Here are few quick examples. We all know the story of the Wee Little Man, Zacchaeus. (You can repeat the lyrics in your head here now to refresh the tale.) But did you know that Luke says literally that “Zacchaeus was seeking to see Jesus…” (Luke 19:3)? When you work your way to v.10, you see the same word appear: “The Son of Man came to seek and to save what was lost.” With that simple observation, you come upon the heart of the story: Zacchaeus is indeed seeking Jesus…but Jesus' seeking of Zacchaeus is deeper and truer and more enduring than Zacchaeus' seeking of Jesus could ever be.
Luke does something similar back in chapter 4, when Jesus speaks to his hometown synagogue in Nazareth. In v.19, Jesus concludes his Scripture reading from Isa. 61:1 by saying he is proclaiming “the acceptable year of the Lord”. The word for “acceptable” is dektos (and its importance is highlighted by the fact that it is the final word of the quotation). When Jesus goes on to rebuke the crowd and say, “No prophet is accepted in his home town…” (v.24), “accepted” is, you guessed it, dektos. This gives us the central tension of the story: God is now willing to accept people into his kingdom, but the people of Nazareth are unwilling to accept his king.
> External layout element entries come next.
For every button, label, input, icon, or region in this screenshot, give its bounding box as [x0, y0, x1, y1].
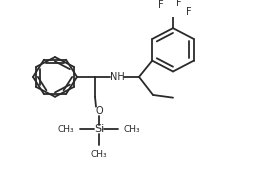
Text: F: F	[186, 7, 192, 17]
Text: CH₃: CH₃	[57, 125, 74, 134]
Text: F: F	[176, 0, 182, 8]
Text: CH₃: CH₃	[91, 150, 107, 159]
Text: NH: NH	[110, 72, 124, 82]
Text: Si: Si	[94, 124, 104, 134]
Text: CH₃: CH₃	[124, 125, 141, 134]
Text: O: O	[95, 106, 103, 116]
Text: F: F	[158, 0, 164, 10]
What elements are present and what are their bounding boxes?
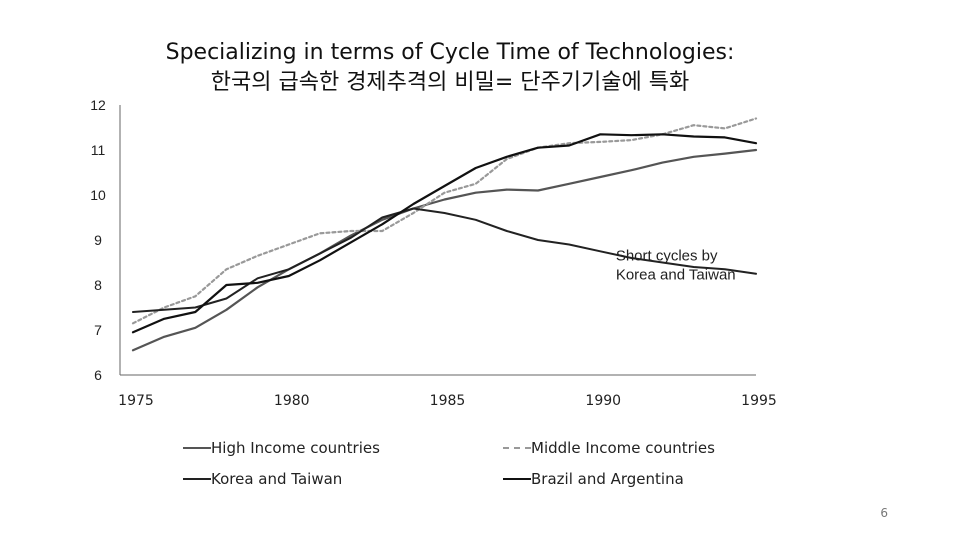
legend-label: Brazil and Argentina — [531, 470, 684, 488]
x-tick-label: 1990 — [585, 393, 621, 409]
chart-title-line-1: Specializing in terms of Cycle Time of T… — [165, 40, 735, 65]
y-tick-label: 8 — [94, 277, 102, 293]
legend-swatch — [183, 447, 211, 449]
y-tick-label: 12 — [90, 97, 106, 113]
legend-item: Middle Income countries — [503, 437, 715, 459]
series-line-high-income-countries — [131, 148, 758, 352]
legend-swatch — [183, 478, 211, 480]
annotation-line: Korea and Taiwan — [616, 266, 736, 283]
series-line-middle-income-countries — [131, 117, 758, 325]
legend-swatch — [503, 447, 531, 449]
legend-label: Middle Income countries — [531, 439, 715, 457]
y-tick-label: 11 — [91, 142, 106, 158]
chart-axes: 6 7 8 9 10 11 12 1975 1980 1985 1990 1995 — [90, 97, 777, 409]
x-tick-label: 1995 — [741, 393, 777, 409]
series-line-brazil-and-argentina — [131, 133, 758, 334]
y-tick-label: 9 — [94, 232, 102, 248]
legend-item: High Income countries — [183, 437, 380, 459]
annotation-line: Short cycles by — [616, 247, 718, 264]
y-tick-label: 10 — [90, 187, 106, 203]
chart-annotation: Short cycles by Korea and Taiwan — [616, 247, 736, 283]
y-tick-label: 6 — [94, 367, 102, 383]
x-tick-label: 1975 — [118, 393, 154, 409]
legend-swatch — [503, 478, 531, 480]
chart-title-line-2: 한국의 급속한 경제추격의 비밀= 단주기기술에 특화 — [210, 70, 690, 95]
y-tick-label: 7 — [94, 322, 102, 338]
page-number: 6 — [880, 506, 888, 520]
chart-title: Specializing in terms of Cycle Time of T… — [90, 38, 810, 98]
chart-series — [131, 117, 758, 352]
legend-label: High Income countries — [211, 439, 380, 457]
x-tick-label: 1985 — [430, 393, 466, 409]
x-tick-label: 1980 — [274, 393, 310, 409]
legend-item: Brazil and Argentina — [503, 468, 684, 490]
series-line-korea-and-taiwan — [132, 207, 757, 313]
legend-item: Korea and Taiwan — [183, 468, 342, 490]
legend-label: Korea and Taiwan — [211, 470, 343, 488]
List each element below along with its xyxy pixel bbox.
Paying attention to repeated words can also help make sense of bigger portions of Scripture. If you read carefully through Philippians, for instance, you will see that much of the vocabulary in the “hymn to Christ” in 2:5-11 is picked up in the rest of the letter. Perhaps the most striking example comes in 2:30, where Paul says that Epaphroditus came “unto death” for his faith in Christ. While of course Epaphroditus recovered from his illness, it is no coincidence that the phrase Paul uses is identical to the one he uses in 2:8 to describe Christ's death. The lesson is clear. Epaphroditus is living out Christ's story, and the Philippians are to go and do likewise.
Be encouraged! None of this is beyond your grasp. With a little work brushing up what you already know, you can make your sermon preparation simpler, faster, and more faithful to the intent of God's word. That sounds like a dream come true.